Step 7: After calculating all the sessions, we will find number of days, by comparing the sessionTime, if it greater than 6, then number of session = number of days, otherwise,if session time is less than 6, then if number of sessions are odd, number of days = (number of sessions/2) + 1, else number of days = (number of sessions/2).
Implementation in C++
#include<bits/stdc++.h>
using namespace std;
// function to check if all elements are processed or not
// if everything is true, then return true
// as all elements are processed otherwise return false
bool check(vector < bool > & isProcessed, int n) {
for (int i = 0; i < n; i++) {
if (isProcessed[i] == false) return false;
}
return true;
}
// convertung the boolean array into number
// so to check and save the current state into the dp array
int boolToNumber(vector < bool > & isProcessed, int n) {
int ans = 0;
for (int i = 0; i < n; i++) {
if (isProcessed[i] == true) {
ans += pow(2, i);
}
}
return ans;
}
// function to find out the minimum sessions to complete all the job
int solve(int codeTime[], int n, int currTime, int sessionTime, vector < bool > & isProcessed, vector < vector < int >> & dp) {
if (currTime > sessionTime) return 1e9;
// if all are processed
if (check(isProcessed, n)) return 1;
int mask = boolToNumber(isProcessed, n);
// checking the current state is already processed or not
if (dp[mask][currTime] != -1) return dp[mask][currTime];
int ans = 1e9;
for (int i = 0; i < n; i++) {
if (isProcessed[i] == false) {
// mark as processed
isProcessed[i] = true;
// try to include in the current session
int include = solve(codeTime, n, currTime + codeTime[i], sessionTime, isProcessed, dp);
// make new session
int notInclude = 1 + solve(codeTime, n, codeTime[i], sessionTime, isProcessed, dp);
// again mark as unprocessed to explore the other paths
isProcessed[i] = false;
// cout << ans << " ";
ans = min(ans, min(include, notInclude));
}
}
return dp[mask][currTime] = ans;
}
int main() {
int codeTime[] = {1, 2, 3, 1, 1, 3};
int n = 4;
int sessionTime = 3;
vector < bool > isProcessed(n, false);
vector < vector < int >> dp(1 << 15, vector < int > (15, -1));
int numberOfsessions = solve(codeTime, n, 0, sessionTime, isProcessed, dp);
int ans;
// if session time is less than 6.
// calulate the number of days
if (sessionTime < 6) {
if (numberOfsessions % 2 == 0) {
ans = numberOfsessions / 2
} else {
ans = numberOfsessions / 2 + 1;
}
} else {
ans = numberOfsessions;
}
cout << "Minimum number of days required : " << ans << endl;
}
Output:
Minimum number of days required: 2
Complexity Analysis
Time Complexity: O(2 ^ N * SessionTime * N)

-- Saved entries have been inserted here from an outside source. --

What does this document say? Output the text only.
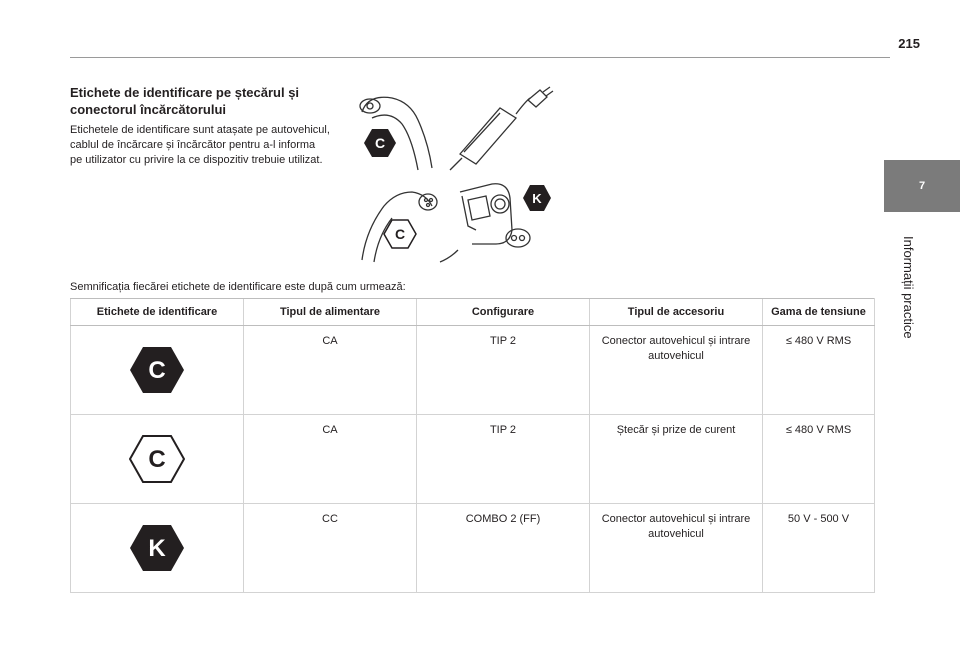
215
7
Informații practice
Etichete de identificare pe ștecărul și conectorul încărcătorului

Etichetele de identificare sunt atașate pe autovehicul, cablul de încărcare și încărcător pentru a-l informa pe utilizator cu privire la ce dispozitiv trebuie utilizat.

C
C
K

Semnificația fiecărei etichete de identificare este după cum urmează:

Etichete de identificare	Tipul de alimentare	Configurare	Tipul de accesoriu	Gama de tensiune

C	CA	TIP 2	Conector autovehicul și intrare autovehicul	≤ 480 V RMS

C	CA	TIP 2	Ștecăr și prize de curent	≤ 480 V RMS

K	CC	COMBO 2 (FF)	Conector autovehicul și intrare autovehicul	50 V - 500 V
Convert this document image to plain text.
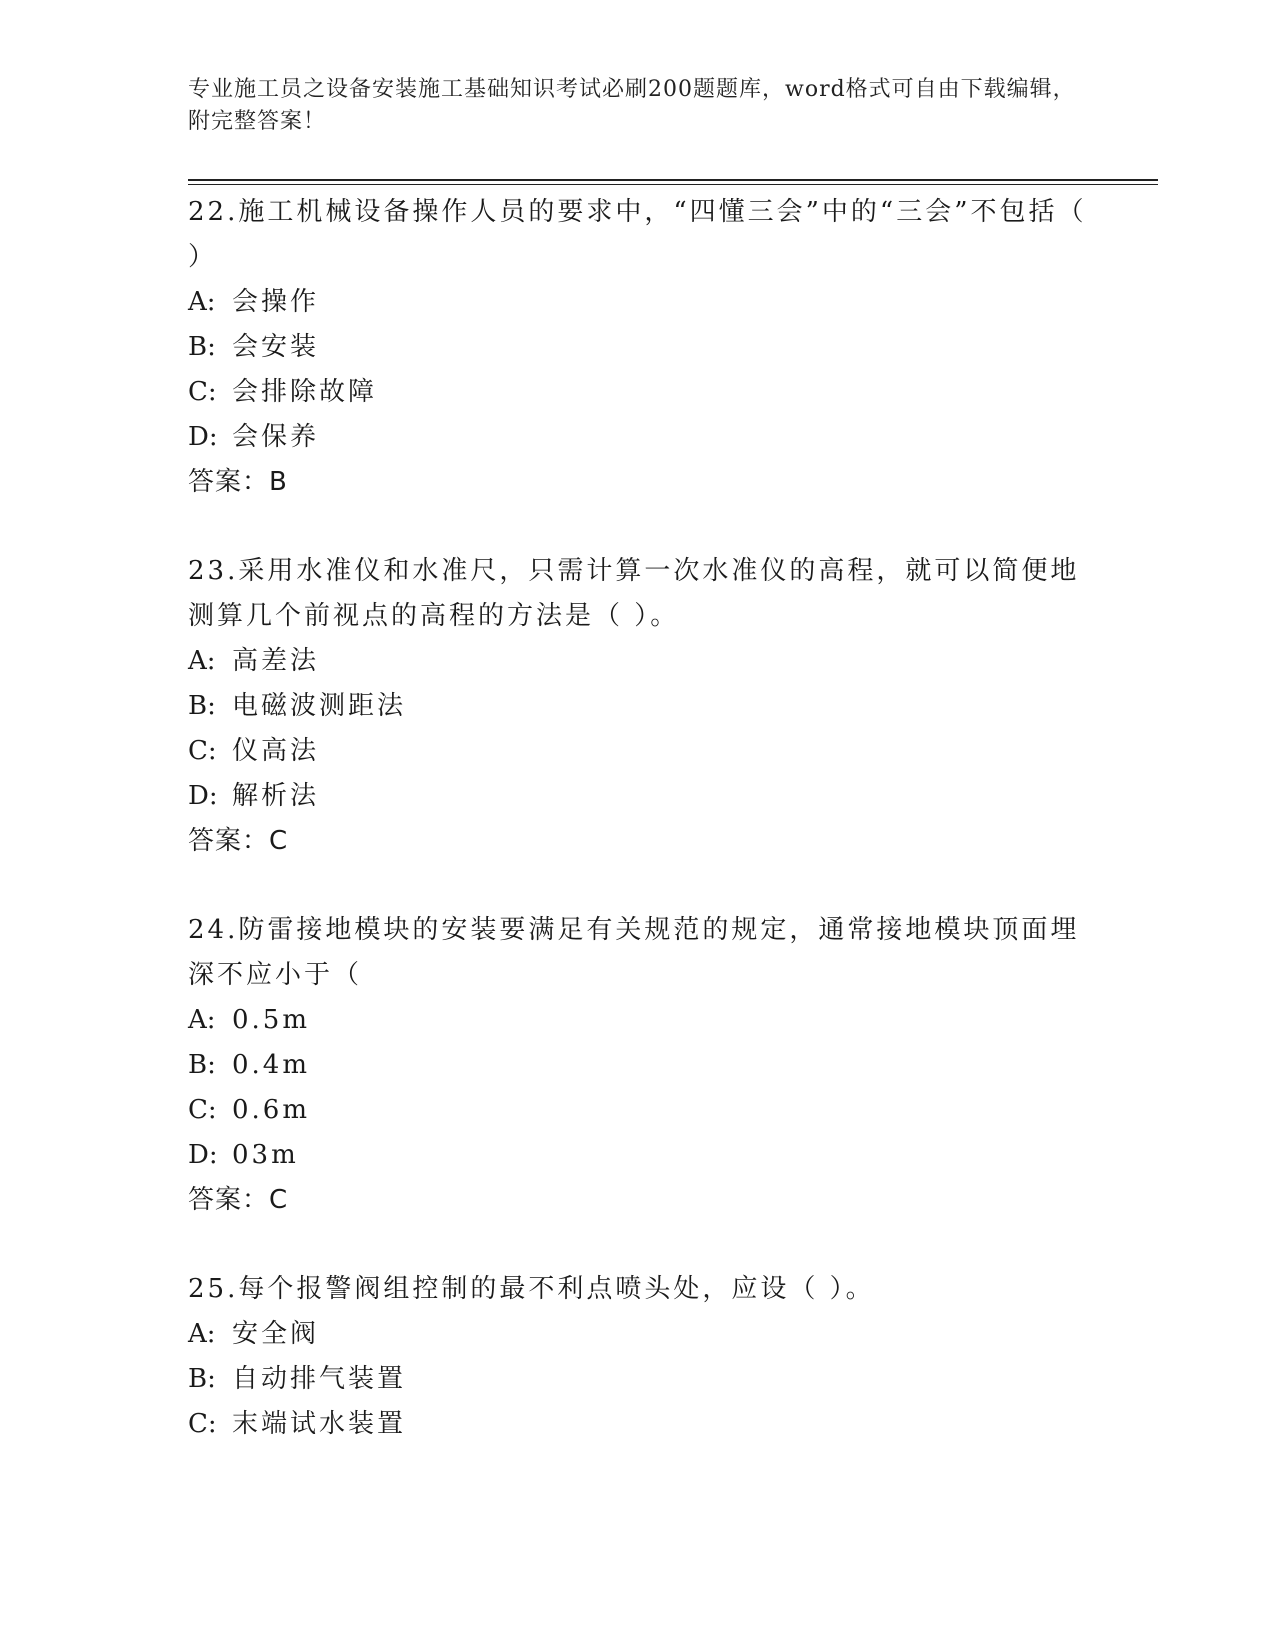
专业施工员之设备安装施工基础知识考试必刷200题题库，word格式可自由下载编辑，附完整答案！

22.施工机械设备操作人员的要求中，“四懂三会”中的“三会”不包括（ ）

A: 会操作

B: 会安装

C: 会排除故障

D: 会保养

答案：B

23.采用水准仪和水准尺，只需计算一次水准仪的高程，就可以简便地测算几个前视点的高程的方法是（ ）。

A: 高差法

B: 电磁波测距法

C: 仪高法

D: 解析法

答案：C

24.防雷接地模块的安装要满足有关规范的规定，通常接地模块顶面埋深不应小于（

A: 0.5m

B: 0.4m

C: 0.6m

D: 03m

答案：C

25.每个报警阀组控制的最不利点喷头处，应设（ ）。

A: 安全阀

B: 自动排气装置

C: 末端试水装置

Incall to ‘getResult()’, we are calculating for each task in the array which is of size ‘N’, and then we are calculating the minimum sessions, therefore the overall time complexity is O(2 ^ N * SessionTime * N), where ‘N’ is the size of the ‘time_input’ vector.
Space Complexity: O(2 ^ N * SessionTime)
As we are using a DP table of at max ‘2 ^ N * SessionTime’ size, therefore, the overall space complexity will be O(2 ^ N * SessionTime).